Put another way, if you don't regularly exercise, you have an increased risk of a heart attack if you suddenly decide to run a race. Or if you suddenly get turned on. Conversely, if you are a silent sporter who stays in shape, the risk both on the roads and in bed drops markedly.
"We found a significant association between episodic physical and sexual activity and MI (heart attack) and suggestive evidence of an association between episodic physical activity and SCD (sudden cardiac death)," the researchers said. "Most importantly, these associations appear to be strongly modified by habitual physical activity, with individuals with higher habitual activity levels experiencing much smaller increases in risk compared with individuals with low activity levels."
The message: Get off the couch and get active or risk death outside or in the bedroom.
I have a friend, retired from the Madison Police Department, who was asked to talk about physical fitness to other officers because he was a runner and triathlete. He would stress the need to get your heart rate up during exercise. Invariably, one of the cops would say, "I did. I had sex last night." My friend would then have to explain that a single sexual episode was not the same as regular aerobic training.
Researchers have looked at sex and the heart. In a 2001 paper published in European Heart Journal, a team of researchers from the cardiology department of Albert Einstein Medical Center in Philadelphia noted, "The cardiovascular response to sexual intercourse is similar to mild-to-moderate effort encountered in daily activities." Both blood pressure and heart rate rise.
"The risk to ischaemia (heart disease) during sexual intercourse with a familiar partner, in familiar settings, is quite low, if the patient can perform equal to or more than 5-6 METs on an exercise stress test," they said. "Coital death is rare."

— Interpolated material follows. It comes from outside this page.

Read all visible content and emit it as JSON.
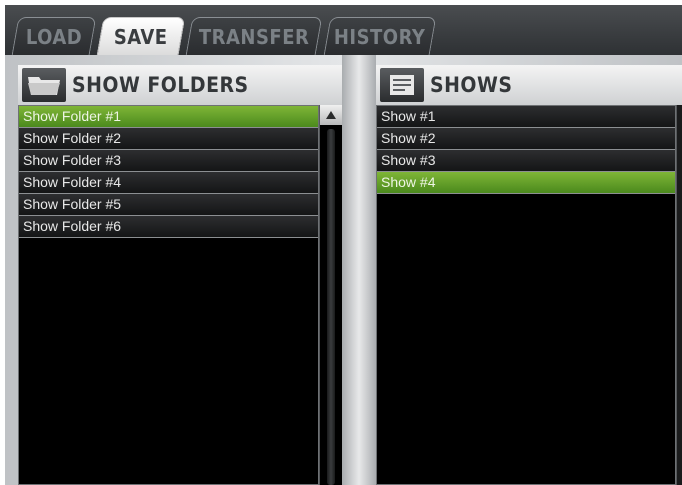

METs is short for "metabolic equivalents," a measure of how hard your body is working and demanding oxygen. At complete rest, a person's MET level is about one. Five METs is roughly equivalent to walking at a brisk pace (a mile every 15 minutes). Silent sporters regularly exceed those levels. Just running six miles per hour (10-minute miles) is a 10 METs experience.
The Albert Einstein Medical Center researchers noted METs have been measured during sexual intercourse by placing monitors on couples. A 1984 study published in the Archives of Internal Medicine found "metabolic expenditures during stimulation and orgasm were about 3.3 METs."
While the studies are fascinating, one of the Tufts researchers, Jessica Paulus, said the risks involved are relatively low.
"If you take 1,000 people, each individual session of physical or sexual activity per week can be associated with an increase of 1 to 2 cases of heart attack or sudden cardiac death per year," she said. And she said it was important to balance the findings with other studies showing regular physical activity reduces the risk of heart attacks and sudden cardiac death by 30 percent.
That's good news for silent sports enthusiasts. We're never going to have to ask a doctor, as an actor in TV commercial for a popular drug manufacturer does, "Am I healthy enough to have sexual intercourse?"
Bill Hauda is a bicyclist, veteran of some 50 marathons, including 13 in Boston; a former competitive triathlete; founder and first president of the Bicycle Federation of Wisconsin; currently a BFW board member; and former director of Wisconsin's two major cross-state bicycle tours, GRABAAWR and SAGBRAW.